Can shivering due to cold weather lead to weight loss? Not exactly. But shivering does trigger a response in muscles of people out in the cold similar to that of exercise, showed research.
The muscles of shivering people triggers the release of a hormone called irisin that activates brown fat - a type of fat found in humans that burns energy to generate heat.
Researchers asked healthy participants to spent an hour exercising and measured their maximum oxygen uptake.
After each bout of exercise, the researchers measured levels of irisin. It turned out that muscle contractions stimulated the release of irisin.
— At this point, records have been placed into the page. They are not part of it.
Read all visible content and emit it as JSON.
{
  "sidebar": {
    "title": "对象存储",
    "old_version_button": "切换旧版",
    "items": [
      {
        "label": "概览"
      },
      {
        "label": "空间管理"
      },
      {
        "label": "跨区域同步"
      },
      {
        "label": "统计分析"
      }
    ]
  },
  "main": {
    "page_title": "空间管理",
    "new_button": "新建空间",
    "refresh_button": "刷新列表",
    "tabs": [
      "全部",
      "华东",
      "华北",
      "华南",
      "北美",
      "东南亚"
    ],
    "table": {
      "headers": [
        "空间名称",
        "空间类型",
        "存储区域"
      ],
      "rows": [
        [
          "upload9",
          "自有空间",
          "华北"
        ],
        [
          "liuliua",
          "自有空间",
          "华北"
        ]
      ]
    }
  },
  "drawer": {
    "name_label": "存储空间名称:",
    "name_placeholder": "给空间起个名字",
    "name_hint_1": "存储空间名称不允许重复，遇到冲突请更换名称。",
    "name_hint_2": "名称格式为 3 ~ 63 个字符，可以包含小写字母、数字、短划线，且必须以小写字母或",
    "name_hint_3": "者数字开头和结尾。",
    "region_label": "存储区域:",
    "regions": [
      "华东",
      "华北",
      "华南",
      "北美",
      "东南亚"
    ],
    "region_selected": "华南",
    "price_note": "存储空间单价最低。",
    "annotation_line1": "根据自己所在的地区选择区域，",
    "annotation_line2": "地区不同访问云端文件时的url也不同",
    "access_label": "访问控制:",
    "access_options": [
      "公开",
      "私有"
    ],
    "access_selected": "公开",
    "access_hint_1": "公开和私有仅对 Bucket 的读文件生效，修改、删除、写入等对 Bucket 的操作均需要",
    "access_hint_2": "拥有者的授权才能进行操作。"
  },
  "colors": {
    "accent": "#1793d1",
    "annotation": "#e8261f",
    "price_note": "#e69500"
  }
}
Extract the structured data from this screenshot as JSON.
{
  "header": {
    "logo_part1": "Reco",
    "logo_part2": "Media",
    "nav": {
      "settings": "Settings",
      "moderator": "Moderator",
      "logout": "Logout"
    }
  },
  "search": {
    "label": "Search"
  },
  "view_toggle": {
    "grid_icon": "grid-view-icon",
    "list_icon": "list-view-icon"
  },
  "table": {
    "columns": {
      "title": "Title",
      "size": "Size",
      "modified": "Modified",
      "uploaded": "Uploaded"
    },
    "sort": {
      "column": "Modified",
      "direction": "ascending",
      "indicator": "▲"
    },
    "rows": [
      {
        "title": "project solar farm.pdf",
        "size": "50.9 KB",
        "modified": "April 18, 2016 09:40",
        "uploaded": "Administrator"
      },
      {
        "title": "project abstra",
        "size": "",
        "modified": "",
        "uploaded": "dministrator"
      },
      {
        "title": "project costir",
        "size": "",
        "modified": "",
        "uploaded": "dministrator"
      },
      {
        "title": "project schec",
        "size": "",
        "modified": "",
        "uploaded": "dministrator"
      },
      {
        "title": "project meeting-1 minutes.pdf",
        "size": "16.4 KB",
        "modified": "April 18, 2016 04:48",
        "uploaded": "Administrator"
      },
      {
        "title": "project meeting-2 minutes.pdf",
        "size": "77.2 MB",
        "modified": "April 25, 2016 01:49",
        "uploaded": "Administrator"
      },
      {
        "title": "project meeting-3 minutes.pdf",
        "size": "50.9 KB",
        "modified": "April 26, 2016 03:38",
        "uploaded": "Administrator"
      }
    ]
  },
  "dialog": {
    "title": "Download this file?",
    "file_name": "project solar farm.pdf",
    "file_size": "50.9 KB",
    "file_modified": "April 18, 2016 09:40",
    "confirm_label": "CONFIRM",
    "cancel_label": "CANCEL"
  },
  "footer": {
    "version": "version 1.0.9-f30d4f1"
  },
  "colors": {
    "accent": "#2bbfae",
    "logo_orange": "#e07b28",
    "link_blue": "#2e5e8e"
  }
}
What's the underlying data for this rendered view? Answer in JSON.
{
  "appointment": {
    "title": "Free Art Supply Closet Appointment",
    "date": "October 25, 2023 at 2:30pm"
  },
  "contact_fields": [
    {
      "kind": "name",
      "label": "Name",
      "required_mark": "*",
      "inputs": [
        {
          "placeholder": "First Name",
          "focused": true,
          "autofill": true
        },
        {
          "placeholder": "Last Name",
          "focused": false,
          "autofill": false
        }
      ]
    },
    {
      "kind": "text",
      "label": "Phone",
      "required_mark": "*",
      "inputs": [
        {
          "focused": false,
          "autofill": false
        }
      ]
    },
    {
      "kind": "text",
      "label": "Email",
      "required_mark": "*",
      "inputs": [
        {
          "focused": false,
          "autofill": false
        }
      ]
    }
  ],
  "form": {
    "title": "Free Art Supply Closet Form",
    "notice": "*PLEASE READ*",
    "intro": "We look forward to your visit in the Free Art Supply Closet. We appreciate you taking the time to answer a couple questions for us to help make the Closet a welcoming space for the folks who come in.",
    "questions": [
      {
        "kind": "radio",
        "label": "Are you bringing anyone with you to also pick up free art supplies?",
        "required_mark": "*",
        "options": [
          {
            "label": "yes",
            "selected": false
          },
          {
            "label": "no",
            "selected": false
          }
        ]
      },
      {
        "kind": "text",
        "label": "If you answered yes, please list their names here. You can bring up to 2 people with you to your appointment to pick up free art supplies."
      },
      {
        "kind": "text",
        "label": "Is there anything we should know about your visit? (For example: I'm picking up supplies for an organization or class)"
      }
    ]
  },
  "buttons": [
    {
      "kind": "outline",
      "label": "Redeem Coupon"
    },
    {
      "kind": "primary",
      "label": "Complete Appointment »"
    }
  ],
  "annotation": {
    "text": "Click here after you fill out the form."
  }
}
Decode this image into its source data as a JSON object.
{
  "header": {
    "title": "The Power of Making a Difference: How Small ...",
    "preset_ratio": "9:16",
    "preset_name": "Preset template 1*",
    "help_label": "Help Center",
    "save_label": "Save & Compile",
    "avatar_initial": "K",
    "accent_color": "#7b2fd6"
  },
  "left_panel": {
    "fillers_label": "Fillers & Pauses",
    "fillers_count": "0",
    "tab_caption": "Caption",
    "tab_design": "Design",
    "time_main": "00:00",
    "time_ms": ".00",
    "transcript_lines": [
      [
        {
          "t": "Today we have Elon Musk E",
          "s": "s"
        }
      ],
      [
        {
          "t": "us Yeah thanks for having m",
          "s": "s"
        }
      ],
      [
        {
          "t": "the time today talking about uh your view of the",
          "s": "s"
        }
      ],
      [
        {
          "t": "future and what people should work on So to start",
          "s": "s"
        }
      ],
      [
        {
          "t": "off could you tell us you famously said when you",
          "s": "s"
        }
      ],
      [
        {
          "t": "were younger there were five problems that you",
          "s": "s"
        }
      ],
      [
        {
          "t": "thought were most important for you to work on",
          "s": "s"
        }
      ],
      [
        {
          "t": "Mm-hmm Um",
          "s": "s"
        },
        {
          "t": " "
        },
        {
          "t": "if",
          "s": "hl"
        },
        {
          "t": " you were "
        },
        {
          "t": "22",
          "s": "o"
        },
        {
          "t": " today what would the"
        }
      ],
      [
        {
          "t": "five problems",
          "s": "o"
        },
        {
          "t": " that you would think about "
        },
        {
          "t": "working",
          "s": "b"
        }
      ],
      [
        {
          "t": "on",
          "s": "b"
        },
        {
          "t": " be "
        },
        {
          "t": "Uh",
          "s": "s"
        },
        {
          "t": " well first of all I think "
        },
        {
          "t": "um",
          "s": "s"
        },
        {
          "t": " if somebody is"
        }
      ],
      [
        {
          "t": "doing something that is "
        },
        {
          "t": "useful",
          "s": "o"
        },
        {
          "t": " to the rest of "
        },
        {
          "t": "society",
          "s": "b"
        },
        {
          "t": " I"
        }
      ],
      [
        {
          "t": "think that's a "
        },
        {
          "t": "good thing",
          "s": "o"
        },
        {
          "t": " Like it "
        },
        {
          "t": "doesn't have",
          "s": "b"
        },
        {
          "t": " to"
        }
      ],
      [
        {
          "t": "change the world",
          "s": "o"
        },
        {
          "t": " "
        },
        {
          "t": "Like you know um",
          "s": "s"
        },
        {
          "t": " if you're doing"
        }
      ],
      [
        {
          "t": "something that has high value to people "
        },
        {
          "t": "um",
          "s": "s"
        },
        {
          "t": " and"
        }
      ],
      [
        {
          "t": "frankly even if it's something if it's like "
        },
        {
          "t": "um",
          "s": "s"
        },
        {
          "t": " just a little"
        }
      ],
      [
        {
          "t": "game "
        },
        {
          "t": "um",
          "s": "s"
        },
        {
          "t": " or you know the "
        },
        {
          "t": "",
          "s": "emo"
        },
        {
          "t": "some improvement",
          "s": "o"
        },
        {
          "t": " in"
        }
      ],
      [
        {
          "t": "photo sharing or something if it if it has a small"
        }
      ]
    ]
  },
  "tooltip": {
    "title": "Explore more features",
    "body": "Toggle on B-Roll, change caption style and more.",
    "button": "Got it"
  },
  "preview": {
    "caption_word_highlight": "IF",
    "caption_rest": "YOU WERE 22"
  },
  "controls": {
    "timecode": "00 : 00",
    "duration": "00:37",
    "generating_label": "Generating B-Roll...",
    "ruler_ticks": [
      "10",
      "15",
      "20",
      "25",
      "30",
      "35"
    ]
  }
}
After calculating energy expenditure, the researchers covered the participants with blankets pumped full of cold water.
Most of the participants began shivering.
An hour later, the researchers measured their circulating hormone levels.
“With shivering, we obtained a similar increase in irisin level as maximum exercise, or one hour of exercise, but the amount of energy expenditure was lower than these two types of exercise,” Francesco Celi, an endocrinologist at Richmond-based Virginia Commonwealth University, was quoted as saying.
The study suggests that both shivering and muscle contraction stimulate the release of Irisin then turns on brown fat and allows it to burn energy to produce heat.
Scientists could develop medicines that could increase energy expenditure without requiring people to exercise or shiver, said the study published in the journal Cell Metabolism.